Clearly, a key aspect will be thinking through longer range strike and defense in depth capabilities. In fact, the two might be combined as Australia looks to build a 21st century version of operating from flexible basing throughout Australia as fixed bases become high value targets.
Might the Army become a key force operating land based longer range strike and building up its capabilities to defend mobile air bases?
These are issues which we will explore in the coming months.
But during this visit to Australia, we had a chance to meet with Paul Dibb, emeritus professor of strategic studies at the Strategic and Defence Studies Centre which is part of the Australian National University.
And during that meeting, he brought to our attention a piece c0-authored last year with Richard Brabin-Smith which provided an interesting look at rethinking Australia’s defense policy in the new strategic era.
What follows is the executive summary to that paper published by the Australian Strategic Policy Institute.
Australia’s strategic outlook is deteriorating and, for the first time since World War II, we face an increased prospect of threat from a major power.
This means that a major change in Australia’s approach to the management of strategic risk is needed.
Strategic risk is a grey area in which governments need to make critical assessments of capability, motive and intent. Over recent decades, judgements in this area have relied heavily on the conclusion that the capabilities required for a serious assault on Australia simply did not exist in our region.
In contrast, in the years ahead, the level of capability able to be brought to bear against Australia will increase, so judgements relating to contingencies and the associated warning time will need to rely less on evidence of capability and more on assessments of motive and intent. Such areas for judgement are inherently ambiguous and uncertain.
In particular, China’s economic and political influence continues to grow, and its program of military modernisation and expansion is ambitious.
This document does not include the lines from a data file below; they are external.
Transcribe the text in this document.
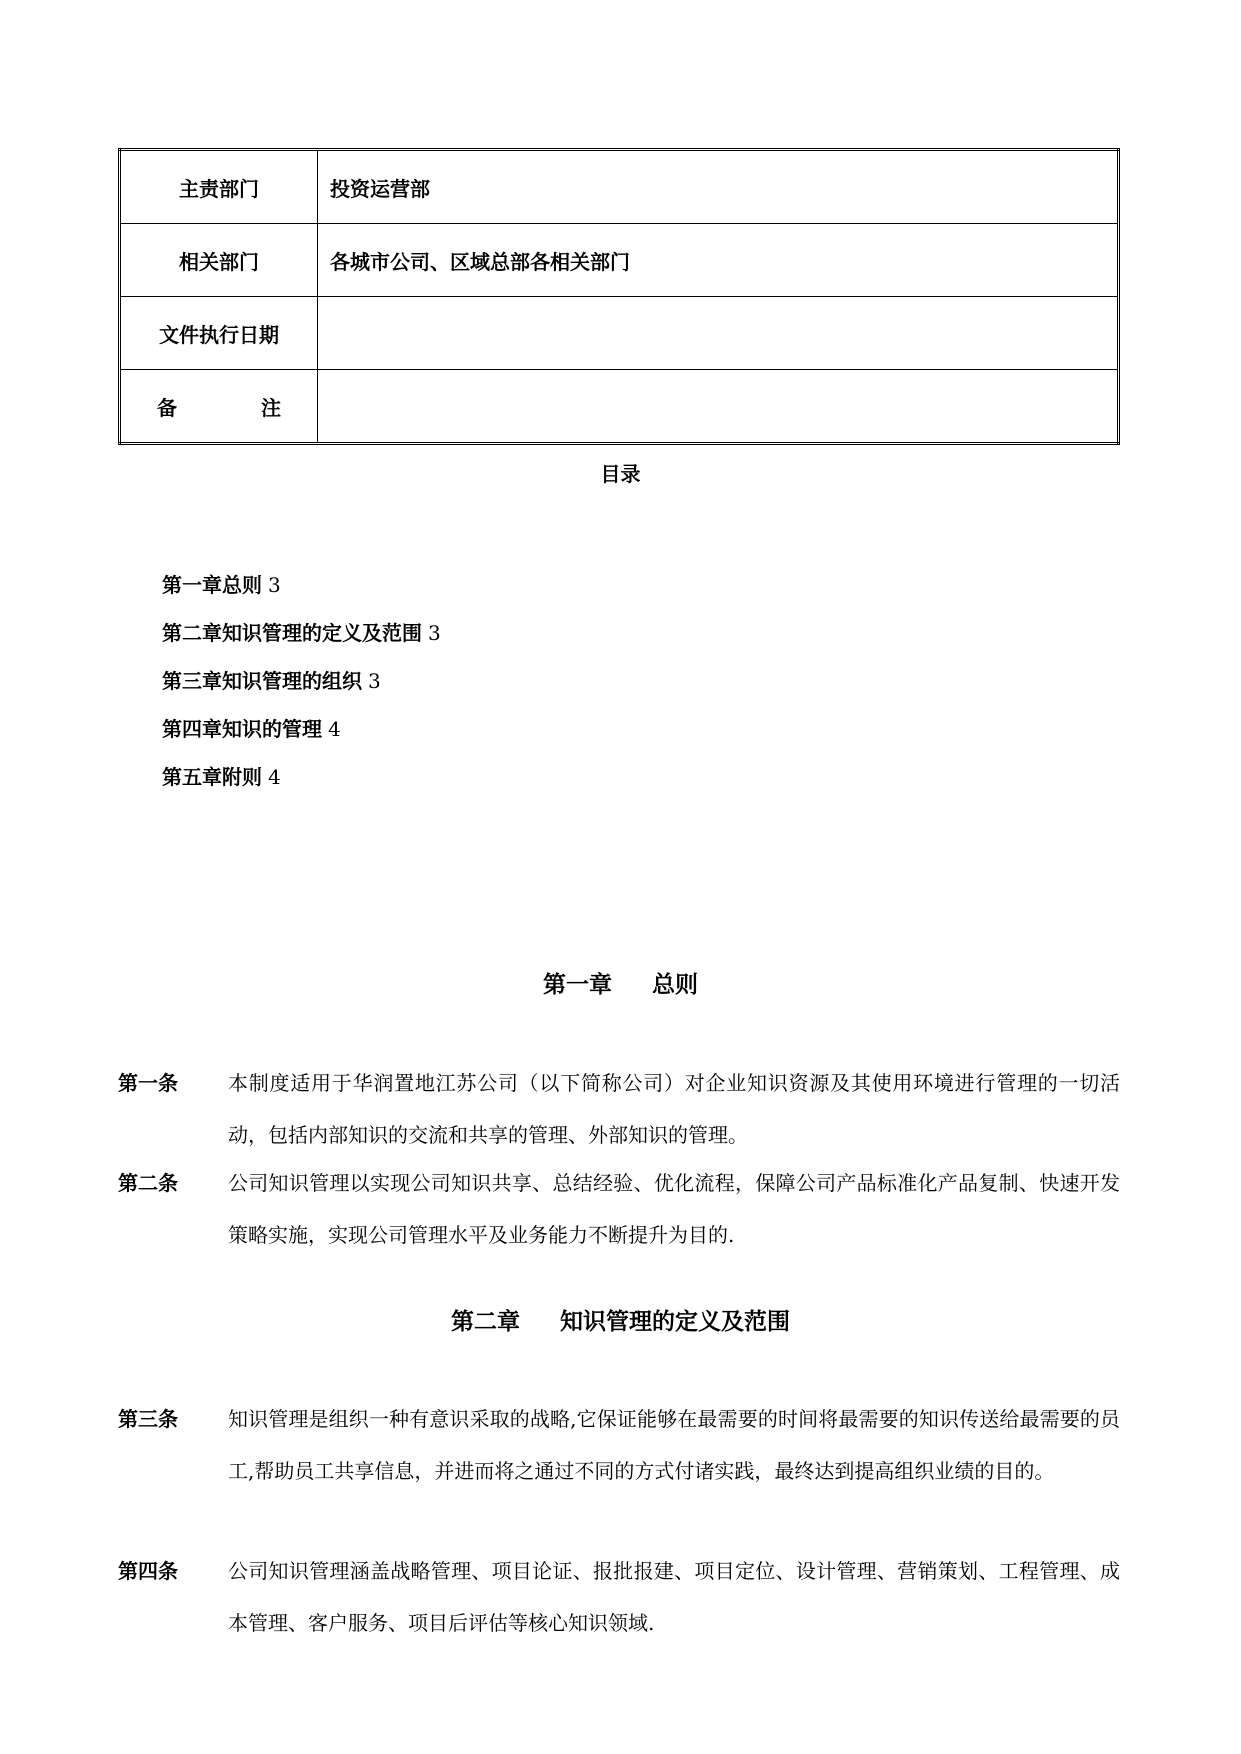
主责部门	投资运营部
相关部门	各城市公司、区域总部各相关部门
文件执行日期	

备 注	

目录
第一章总则 3
第二章知识管理的定义及范围 3
第三章知识管理的组织 3
第四章知识的管理 4
第五章附则 4
第一章 总则
第一条	本制度适用于华润置地江苏公司（以下简称公司）对企业知识资源及其使用环境进行管理的一切活动，包括内部知识的交流和共享的管理、外部知识的管理。
第二条	公司知识管理以实现公司知识共享、总结经验、优化流程，保障公司产品标准化产品复制、快速开发策略实施，实现公司管理水平及业务能力不断提升为目的.
第二章 知识管理的定义及范围
第三条	知识管理是组织一种有意识采取的战略,它保证能够在最需要的时间将最需要的知识传送给最需要的员工,帮助员工共享信息，并进而将之通过不同的方式付诸实践，最终达到提高组织业绩的目的。
第四条	公司知识管理涵盖战略管理、项目论证、报批报建、项目定位、设计管理、营销策划、工程管理、成本管理、客户服务、项目后评估等核心知识领域.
The latter means that the comfortable judgements of previous years about the limited levels of capability within our region are no longer appropriate. The potential warning time is now shorter, because capability levels are higher and will increase yet further.
This observation applies both to shorter term contingencies and, increasingly, to more serious contingencies credible in the foreseeable future.
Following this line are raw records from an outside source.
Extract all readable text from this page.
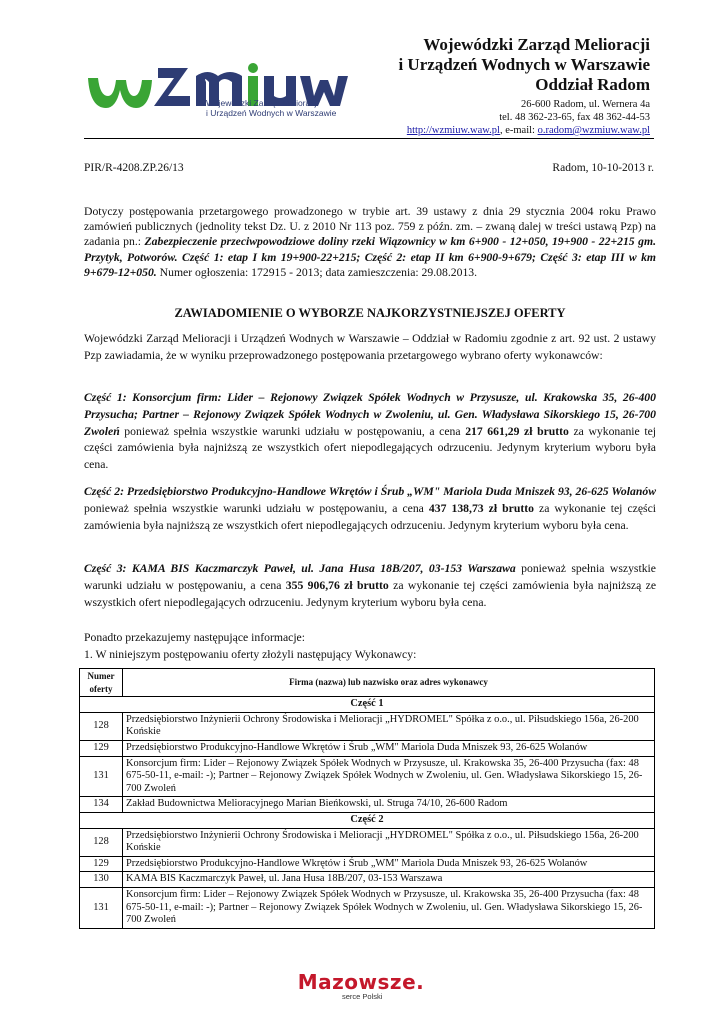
Wojewódzki Zarząd Melioracji
i Urządzeń Wodnych w Warszawie
Wojewódzki Zarząd Melioracji
i Urządzeń Wodnych w Warszawie
Oddział Radom
26-600 Radom, ul. Wernera 4a
tel. 48 362-23-65, fax 48 362-44-53
http://wzmiuw.waw.pl, e-mail: o.radom@wzmiuw.waw.pl
PIR/R-4208.ZP.26/13	Radom, 10-10-2013 r.
Dotyczy postępowania przetargowego prowadzonego w trybie art. 39 ustawy z dnia 29 stycznia 2004 roku Prawo zamówień publicznych (jednolity tekst Dz. U. z 2010 Nr 113 poz. 759 z późn. zm. – zwaną dalej w treści ustawą Pzp) na zadania pn.: Zabezpieczenie przeciwpowodziowe doliny rzeki Wiązownicy w km 6+900 - 12+050, 19+900 - 22+215 gm. Przytyk, Potworów. Część 1: etap I km 19+900-22+215; Część 2: etap II km 6+900-9+679; Część 3: etap III w km 9+679-12+050. Numer ogłoszenia: 172915 - 2013; data zamieszczenia: 29.08.2013.
ZAWIADOMIENIE O WYBORZE NAJKORZYSTNIEJSZEJ OFERTY
Wojewódzki Zarząd Melioracji i Urządzeń Wodnych w Warszawie – Oddział w Radomiu zgodnie z art. 92 ust. 2 ustawy Pzp zawiadamia, że w wyniku przeprowadzonego postępowania przetargowego wybrano oferty wykonawców:
Część 1: Konsorcjum firm: Lider – Rejonowy Związek Spółek Wodnych w Przysusze, ul. Krakowska 35, 26-400 Przysucha; Partner – Rejonowy Związek Spółek Wodnych w Zwoleniu, ul. Gen. Władysława Sikorskiego 15, 26-700 Zwoleń ponieważ spełnia wszystkie warunki udziału w postępowaniu, a cena 217 661,29 zł brutto za wykonanie tej części zamówienia była najniższą ze wszystkich ofert niepodlegających odrzuceniu. Jedynym kryterium wyboru była cena.
Część 2: Przedsiębiorstwo Produkcyjno-Handlowe Wkrętów i Śrub „WM" Mariola Duda Mniszek 93, 26-625 Wolanów ponieważ spełnia wszystkie warunki udziału w postępowaniu, a cena 437 138,73 zł brutto za wykonanie tej części zamówienia była najniższą ze wszystkich ofert niepodlegających odrzuceniu. Jedynym kryterium wyboru była cena.
Część 3: KAMA BIS Kaczmarczyk Paweł, ul. Jana Husa 18B/207, 03-153 Warszawa ponieważ spełnia wszystkie warunki udziału w postępowaniu, a cena 355 906,76 zł brutto za wykonanie tej części zamówienia była najniższą ze wszystkich ofert niepodlegających odrzuceniu. Jedynym kryterium wyboru była cena.
Ponadto przekazujemy następujące informacje:
1. W niniejszym postępowaniu oferty złożyli następujący Wykonawcy:
Numer oferty	Firma (nazwa) lub nazwisko oraz adres wykonawcy
Część 1	
128	Przedsiębiorstwo Inżynierii Ochrony Środowiska i Melioracji „HYDROMEL" Spółka z o.o., ul. Piłsudskiego 156a, 26-200 Końskie
129	Przedsiębiorstwo Produkcyjno-Handlowe Wkrętów i Śrub „WM" Mariola Duda Mniszek 93, 26-625 Wolanów
131	Konsorcjum firm: Lider – Rejonowy Związek Spółek Wodnych w Przysusze, ul. Krakowska 35, 26-400 Przysucha (fax: 48 675-50-11, e-mail: -); Partner – Rejonowy Związek Spółek Wodnych w Zwoleniu, ul. Gen. Władysława Sikorskiego 15, 26-700 Zwoleń
134	Zakład Budownictwa Melioracyjnego Marian Bieńkowski, ul. Struga 74/10, 26-600 Radom
Część 2	
128	Przedsiębiorstwo Inżynierii Ochrony Środowiska i Melioracji „HYDROMEL" Spółka z o.o., ul. Piłsudskiego 156a, 26-200 Końskie
129	Przedsiębiorstwo Produkcyjno-Handlowe Wkrętów i Śrub „WM" Mariola Duda Mniszek 93, 26-625 Wolanów
130	KAMA BIS Kaczmarczyk Paweł, ul. Jana Husa 18B/207, 03-153 Warszawa
131	Konsorcjum firm: Lider – Rejonowy Związek Spółek Wodnych w Przysusze, ul. Krakowska 35, 26-400 Przysucha (fax: 48 675-50-11, e-mail: -); Partner – Rejonowy Związek Spółek Wodnych w Zwoleniu, ul. Gen. Władysława Sikorskiego 15, 26-700 Zwoleń
Mazowsze.
serce Polski
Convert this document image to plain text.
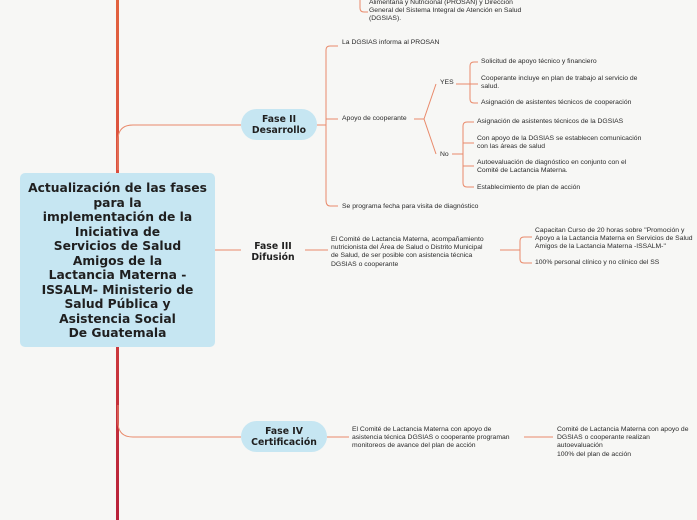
Actualización de las fases
para la
implementación de la
Iniciativa de
Servicios de Salud
Amigos de la
Lactancia Materna -
ISSALM- Ministerio de
Salud Pública y
Asistencia Social
De Guatemala
Alimentaria y Nutricional (PROSAN) y Dirección
General del Sistema Integral de Atención en Salud
(DGSIAS).
Fase II
Desarrollo
La DGSIAS informa al PROSAN
Apoyo de cooperante
YES
Solicitud de apoyo técnico y financiero
Cooperante incluye en plan de trabajo al servicio de
salud.
Asignación de asistentes técnicos de cooperación
No
Asignación de asistentes técnicos de la DGSIAS
Con apoyo de la DGSIAS se establecen comunicación
con las áreas de salud
Autoevaluación de diagnóstico en conjunto con el
Comité de Lactancia Materna.
Establecimiento de plan de acción
Se programa fecha para visita de diagnóstico
Fase III
Difusión
El Comité de Lactancia Materna, acompañamiento
nutricionista del Área de Salud o Distrito Municipal
de Salud, de ser posible con asistencia técnica
DGSIAS o cooperante
Capacitan Curso de 20 horas sobre "Promoción y
Apoyo a la Lactancia Materna en Servicios de Salud
Amigos de la Lactancia Materna -ISSALM-"
100% personal clínico y no clínico del SS
Fase IV
Certificación
El Comité de Lactancia Materna con apoyo de
asistencia técnica DGSIAS o cooperante programan
monitoreos de avance del plan de acción
Comité de Lactancia Materna con apoyo de
DGSIAS o cooperante realizan autoevaluación
100% del plan de acción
It’s important not to designate China as inevitably hostile to Australia, and to recognise in any case that there would be constraints on the expansion of its military influence.
Beyond the short to medium term, there would be intrinsic difficulties in operating in waters potentially dominated by Indian anti-access capabilities, and there’s potential, too, for Indonesia to develop significant sea-denial capabilities.
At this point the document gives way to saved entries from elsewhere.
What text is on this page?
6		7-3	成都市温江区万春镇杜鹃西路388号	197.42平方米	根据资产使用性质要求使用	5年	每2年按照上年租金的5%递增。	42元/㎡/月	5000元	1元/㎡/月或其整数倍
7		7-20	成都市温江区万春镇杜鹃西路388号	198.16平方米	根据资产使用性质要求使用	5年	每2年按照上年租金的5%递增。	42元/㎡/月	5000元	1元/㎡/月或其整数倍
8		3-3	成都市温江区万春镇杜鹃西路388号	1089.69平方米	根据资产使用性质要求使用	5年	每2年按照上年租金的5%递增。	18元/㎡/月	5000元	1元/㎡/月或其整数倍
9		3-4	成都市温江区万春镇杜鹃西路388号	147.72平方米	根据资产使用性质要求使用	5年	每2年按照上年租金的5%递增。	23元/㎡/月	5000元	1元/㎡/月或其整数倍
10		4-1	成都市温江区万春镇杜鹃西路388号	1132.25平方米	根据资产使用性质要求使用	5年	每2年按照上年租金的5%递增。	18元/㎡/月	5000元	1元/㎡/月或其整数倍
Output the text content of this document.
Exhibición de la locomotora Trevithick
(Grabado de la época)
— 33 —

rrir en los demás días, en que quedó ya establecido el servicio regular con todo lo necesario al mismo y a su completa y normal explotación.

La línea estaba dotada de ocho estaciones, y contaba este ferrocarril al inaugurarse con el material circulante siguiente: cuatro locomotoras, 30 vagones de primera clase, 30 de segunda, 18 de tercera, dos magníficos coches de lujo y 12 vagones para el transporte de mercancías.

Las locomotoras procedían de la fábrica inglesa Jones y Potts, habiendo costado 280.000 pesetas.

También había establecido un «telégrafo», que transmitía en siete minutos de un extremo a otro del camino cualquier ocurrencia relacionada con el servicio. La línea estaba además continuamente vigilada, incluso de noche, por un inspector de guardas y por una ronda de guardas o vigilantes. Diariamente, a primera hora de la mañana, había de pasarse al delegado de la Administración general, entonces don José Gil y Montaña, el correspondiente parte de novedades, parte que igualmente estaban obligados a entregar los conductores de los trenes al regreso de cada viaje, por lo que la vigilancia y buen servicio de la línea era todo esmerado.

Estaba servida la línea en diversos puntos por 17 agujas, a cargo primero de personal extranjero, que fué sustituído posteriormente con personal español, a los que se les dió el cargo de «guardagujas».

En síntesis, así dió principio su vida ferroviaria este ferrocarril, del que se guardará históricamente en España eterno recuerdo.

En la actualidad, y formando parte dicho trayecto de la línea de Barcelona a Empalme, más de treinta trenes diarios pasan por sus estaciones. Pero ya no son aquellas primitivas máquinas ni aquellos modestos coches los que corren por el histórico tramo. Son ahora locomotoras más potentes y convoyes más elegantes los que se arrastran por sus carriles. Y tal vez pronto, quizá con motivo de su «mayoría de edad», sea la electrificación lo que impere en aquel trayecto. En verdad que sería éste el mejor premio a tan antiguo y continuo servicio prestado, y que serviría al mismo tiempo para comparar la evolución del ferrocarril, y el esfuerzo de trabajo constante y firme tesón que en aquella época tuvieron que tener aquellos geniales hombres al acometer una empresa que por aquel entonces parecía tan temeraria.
Nevertheless, China’s aggressive policies towards the South China Sea and elsewhere are grounds for concern that it seeks political domination over countries in its region, including countries in Southeast Asia and including Australia.
It’s China, therefore, that could come to pose serious challenges for Australian defence policy.
We need also to keep a watchful eye on Indonesia against the possibility that Islamist extremism will come to dominate that country.
This isn’t the country’s current trajectory, but the security consequences for Australia of such a development would be severe, especially if Indonesia over the years ahead were to become a major regional power.
How should Australia respond?
Contingencies that are credible in the shorter term could now be characterised by higher levels of intensity and technological sophistication than those of earlier decades.
This means that readiness and sustainability need to be increased: we need higher training levels, a demonstrable and sustainable surge capacity, increased stocks of munitions, more maintenance spares, a robust fuel supply system, and modernised operational bases, especially in the north of Australia.
For the longer term, the key issue is whether there’s a sound basis for the timely expansion of the ADF.
In many ways, the expansion base is impressive, in that relevant capabilities already exist or are in the forward program, although not necessarily in the right numbers.
Matters that would benefit from specific examination include the development of an Australian equivalent of an anti-access and area denial capability (especially for our vulnerable northern and western approaches) and an improved capacity for antisubmarine warfare.
In summary, the prospect of shortened warning times now needs to be a major factor in today’s defence planning.
Much more thought needs to be given to planning for the expansion of the ADF and its capacity to engage in high-intensity conflict in our own defence—in a way that we haven’t previously had to consider.
Planning for the defence of Australia needs to take the new realities into account, including by re-examining the ADF’s preparedness levels and the lead-times for key elements of the expansion base.
The conduct of operations further afield, and Defence’s involvement in counterterrorism, must not be allowed to distract either from the effort that needs to go into this planning or from the funding that enhanced capabilities will require.